Life After Life
Kate Atkinson
Little, Brown and Company
Release Date: March 14, 2013
ISBN 978-0-316-17648-4
On a cold, snowy English night in 1910, a stillborn baby is born to upper middle class Sylvie and Hugh Todd. They name her Ursula. On the same night, little Ursula Todd is born with an umbilical cord wrapped around her neck, but the newly arrived doctor is able to free the child before asphyxiation sets in. Ursula grows into a child who unfortunately drowns when she follows her older sister too far out into the ocean on a family holiday at the beach. Or who doesn’t. Who climbs out onto the slippery tile roof to retrieve a doll that her brother had callously thrown out a window. Or who grows up to marry, or to live a spinster life, who survives the bombing on London in WWII, or doesn’t, or perhaps it was Munich and not London…
What is a life? Once lived, is it done? Or can time be reset, can life replay with a different outcome, where a decision made in a single moment will make the difference between happiness and resignation, between joy and darkness? If many different lives can branch out from a single conception, is there any sense of the others within that singular possibility?
These are questions that are not asked in Kate Atkinson’s ethereal novel Life After Life, but they are questions that constantly play in the back of the reader’s mind. And actually, the questions are not as important as the lives lived, how different they are, and yet how similar. Ursula’s world remains somewhat stable, the same characters arrive, impact, leave, but not always in the same pattern nor with the same effect (except her parents, who never seem to change from one life to the next). World history remains somewhat stable. But Ursula’s world? Her place in that history? Stability in these realms is not as assured.
What I found the most compelling in Life After Life was the astonishingly varied glimpses into the stable world that a slightly different and potentially unstable life can give. Sometimes the differences are subtle, sometimes explosive, but regardless, author Atkinson crafts each life with a deft touch that is absolutely, incredibly involving. Each consequence is beautifully detailed, many are achingly devastating. And the affect of life on history – whether that history be personal or worldly – is not ignored: history comes alive in the different ways Ursula walks through it, at least in the way we view it, we perceive it, we feel it.

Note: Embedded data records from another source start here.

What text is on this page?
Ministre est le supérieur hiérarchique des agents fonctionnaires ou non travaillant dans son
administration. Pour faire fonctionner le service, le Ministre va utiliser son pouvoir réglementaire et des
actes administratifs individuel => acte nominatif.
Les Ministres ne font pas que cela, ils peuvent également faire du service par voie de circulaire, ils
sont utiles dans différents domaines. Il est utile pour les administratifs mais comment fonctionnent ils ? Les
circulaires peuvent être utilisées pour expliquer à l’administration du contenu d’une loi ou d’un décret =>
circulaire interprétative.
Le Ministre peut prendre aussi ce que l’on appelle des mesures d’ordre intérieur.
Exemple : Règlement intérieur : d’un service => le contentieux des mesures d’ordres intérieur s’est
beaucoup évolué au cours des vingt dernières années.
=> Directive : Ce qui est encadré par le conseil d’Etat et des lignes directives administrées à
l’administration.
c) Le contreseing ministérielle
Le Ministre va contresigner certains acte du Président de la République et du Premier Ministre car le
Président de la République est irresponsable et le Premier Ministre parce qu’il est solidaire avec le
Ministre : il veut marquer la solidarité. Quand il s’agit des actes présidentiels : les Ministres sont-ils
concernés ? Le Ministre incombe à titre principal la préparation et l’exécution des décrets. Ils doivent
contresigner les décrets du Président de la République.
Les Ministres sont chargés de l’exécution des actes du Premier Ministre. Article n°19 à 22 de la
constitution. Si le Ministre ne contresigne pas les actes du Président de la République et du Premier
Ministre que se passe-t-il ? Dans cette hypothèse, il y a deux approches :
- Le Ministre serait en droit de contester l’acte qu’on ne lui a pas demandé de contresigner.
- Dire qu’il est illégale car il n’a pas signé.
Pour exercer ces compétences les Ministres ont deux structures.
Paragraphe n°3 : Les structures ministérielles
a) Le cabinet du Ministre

Life After Life is a beautifully worked literary tone poem, playing on the emotions and the mind; in all its bits and pieces it ebbs and flows into a compelling and engaging story of a life lived from many angles, but all of them, all of them, are totally and completely Ursula. Whether you enjoy speculative fiction, literary fiction, or are a student of history, this is a book that you should definitely clear some time in your schedule to read.